Publié le 13 Octobre 2020, 13:51pm

Catégories : #Philo (textes - corrigés)

Descartes, "le bon sens " dans le "Discours de la méthode"

Le bon sens est la chose la mieux partagée car chacun pense en être si bien pourvu, que même ceux qui sont les plus difficiles à contenter en toute autre chose, n'ont point coutume d'en désirer plus qu'ils en ont. En quoi il n'est pas vraisemblable que tous se trompent ; mais plutôt cela témoigne que la puissance de bien juger, et de distinguer le vrai d'avec le faux, qui est proprement ce qu'on nomme le bon sens ou la raison, est naturellement égale en tous les hommes ; et ainsi que la diversité de nos opinions ne vient pas de ce que les uns sont plus raisonnables que les autres, mais seulement de ce que nous conduisons nos pensées par diverses voies, et ne considérons pas les mêmes choses. Car ce n'est pas assez d'avoir l'esprit bon, mais le principal est l'appliquer bien. Les plus grandes âmes sont capables des plus grands vices, aussi bien que des plus grandes vertus ; et ceux qui ne marchent que fort lentement, peuvent avancer beaucoup davantage, s'ils suivent toujours le droit chemin, que ceux qui courent et s'en éloignent.

Descartes, Discours de la méthode (1637)

 

 

Pour comprendre les enjeux du texte :

Lorsque Descartes écrit le Discours de la Méthode, l'Europe vit une révolution intellectuelle et scientifique qui conduit à une remise en question de l’autorité de l’église catholique qui défend une physique héritée de l'Antiquité, la physique de Ptolémée et d’Aristote.

En 1584 Giordano Bruno est torturé et brûlé vif pour avoir publié des thèses contraires  au dogme religieux. En 1633 Galilée est à son tour condamné  pour ses écrits qu'il doit renier sous peine de subir le même sort que Giordano Bruno.

Descartes, inquiet pour sa sécurité, détruit une partie de ses travaux scientifiques.
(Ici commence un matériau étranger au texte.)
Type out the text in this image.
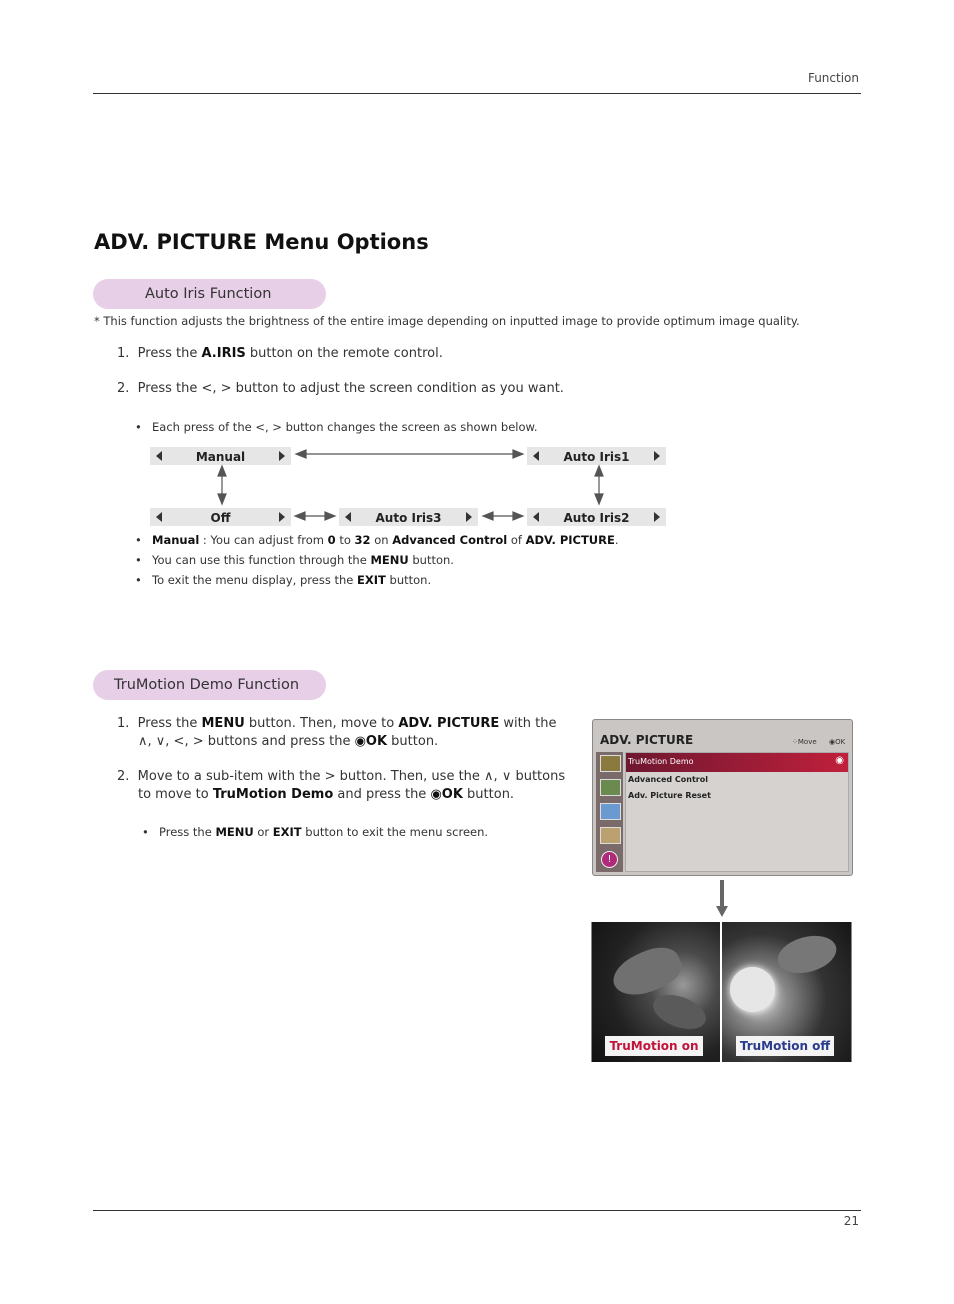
Function
ADV. PICTURE Menu Options
Auto Iris Function
* This function adjusts the brightness of the entire image depending on inputted image to provide optimum image quality.
1. Press the A.IRIS button on the remote control.
2. Press the <, > button to adjust the screen condition as you want.
• Each press of the <, > button changes the screen as shown below.
Manual	Auto Iris1
Off	Auto Iris3	Auto Iris2
• Manual : You can adjust from 0 to 32 on Advanced Control of ADV. PICTURE.
• You can use this function through the MENU button.
• To exit the menu display, press the EXIT button.
TruMotion Demo Function
1. Press the MENU button. Then, move to ADV. PICTURE with the
∧, ∨, <, > buttons and press the ◉OK button.
2. Move to a sub-item with the > button. Then, use the ∧, ∨ buttons
to move to TruMotion Demo and press the ◉OK button.
• Press the MENU or EXIT button to exit the menu screen.
ADV. PICTURE	⁘Move ◉OK
!
TruMotion Demo	◉
Advanced Control
Adv. Picture Reset
TruMotion on	TruMotion off
21
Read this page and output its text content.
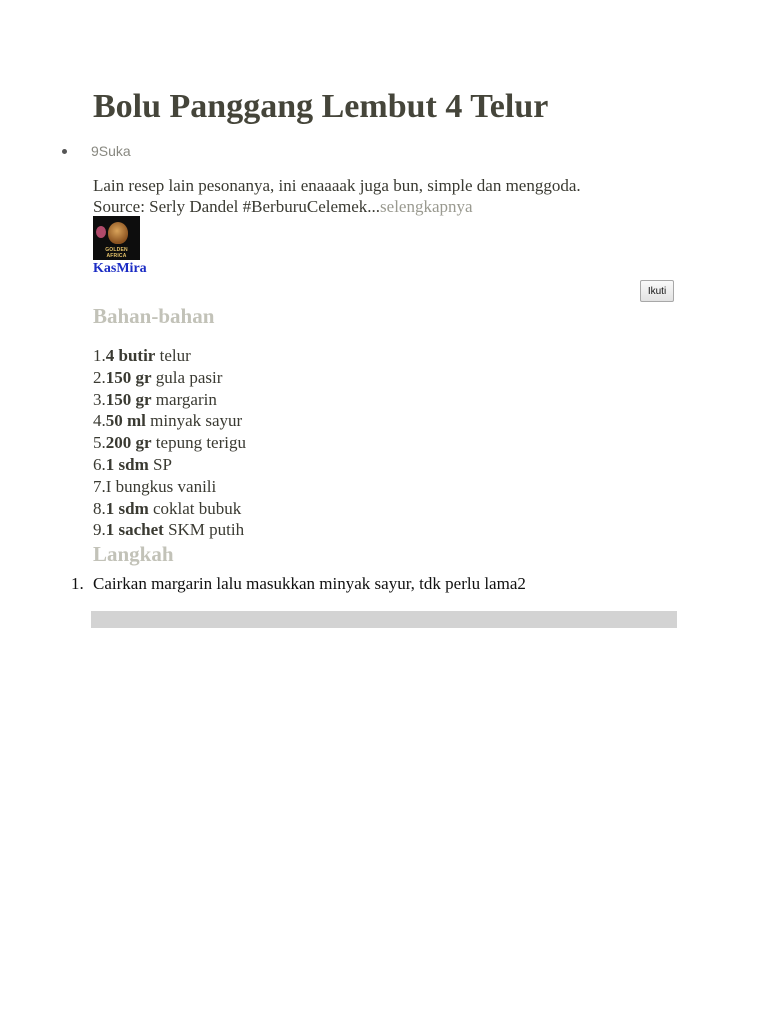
Bolu Panggang Lembut 4 Telur
9Suka
Lain resep lain pesonanya, ini enaaaak juga bun, simple dan menggoda.
Source: Serly Dandel #BerburuCelemek...selengkapnya
GOLDEN AFRICA
KasMira
Ikuti
Bahan-bahan
1.4 butir telur
2.150 gr gula pasir
3.150 gr margarin
4.50 ml minyak sayur
5.200 gr tepung terigu
6.1 sdm SP
7.I bungkus vanili
8.1 sdm coklat bubuk
9.1 sachet SKM putih
Langkah
1. Cairkan margarin lalu masukkan minyak sayur, tdk perlu lama2
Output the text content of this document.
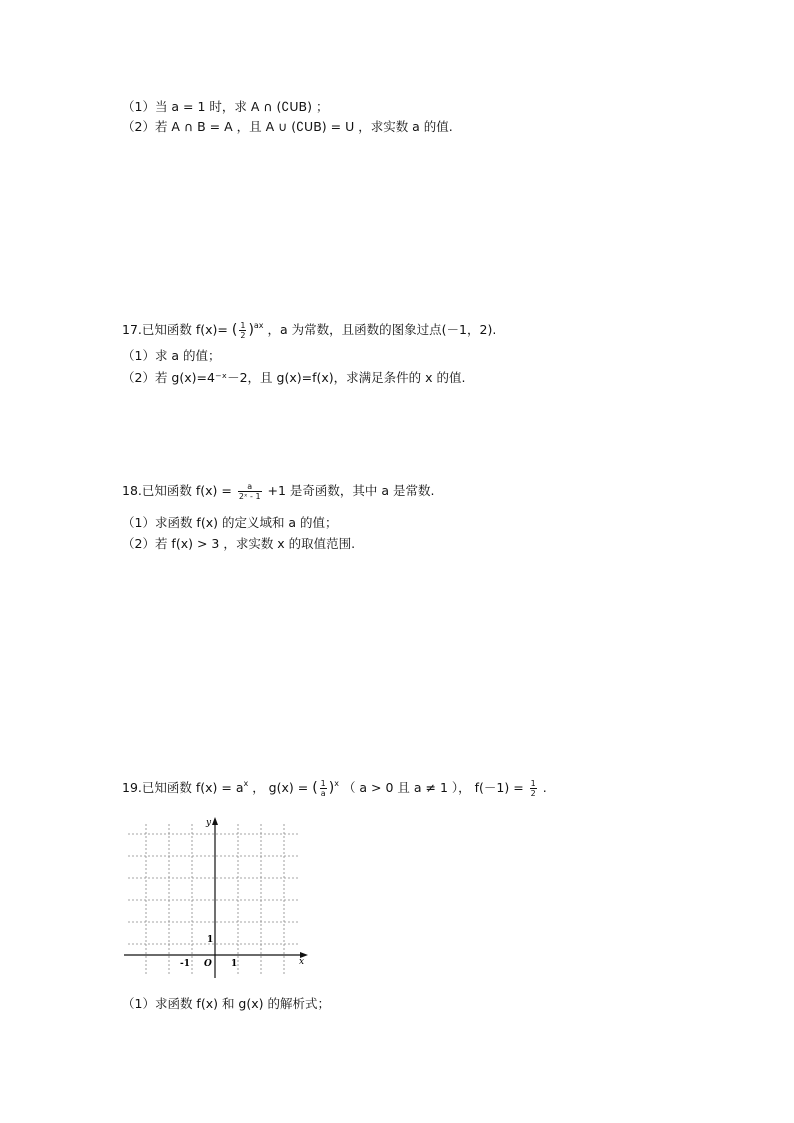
（1）当 a = 1 时，求 A ∩ (∁UB) ；
（2）若 A ∩ B = A ，且 A ∪ (∁UB) = U ，求实数 a 的值.
17.已知函数 f(x)= ( $\frac{1}{2} )^{ax}$ ，a 为常数，且函数的图象过点(－1，2).
（1）求 a 的值；
（2）若 g(x)=4⁻ˣ－2，且 g(x)=f(x)，求满足条件的 x 的值.
18.已知函数 $f(x) = \frac{a}{\text{2ˣ - 1}} +1$ 是奇函数，其中 a 是常数.
（1）求函数 f(x) 的定义域和 a 的值；
（2）若 f(x) > 3 ，求实数 x 的取值范围.
19.已知函数 $f(x) = a^x$ ， g(x) = ( $\frac{1}{a} )^x$ （ a > 0 且 a ≠ 1 ）， $f(-1) = \frac{1}{2}$ .
y
x
O
1
1
-1
（1）求函数 f(x) 和 g(x) 的解析式；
Le Discours de la méthode, qui devait être l’introduction de quatre traités scientifiques qui ne seront jamais publiés, est publié anonymement en 1937.

L’enjeu de ce texte, le Discours de la Méthode,  dans lequel Descartes décrit son cheminement intellectuel, est très important. En parallèle à la lutte contre le dogmatisme religieux, Descartes mène une autre bataille, la bataille contre le scepticisme auquel conduit cette crise des savoirs et des valeurs. Montaigne s’était retrouvé pour ainsi dire acculé malgré lui au scepticisme,  au constat qu'il est impossible à l'homme du fait de sa constitution de connaître la vérité du monde.

Le problème pour Descartes est  de sortir du scepticisme car si rien n’est certain toute science devient donc impossible.

Le projet cartésien sera donc de fournir à la physique galiléenne ses conditions de possibilité, en lui donnant un fondement qui résistera à tout scepticisme.

 

Explication du texte

Thème :  la vérité

Question posée par le texte : Comment se fait-il que nous nous trompions ou que nous soyons dans l'erreur ? (ou comment se fait-il que nous ne puissions atteindre la vérité ?)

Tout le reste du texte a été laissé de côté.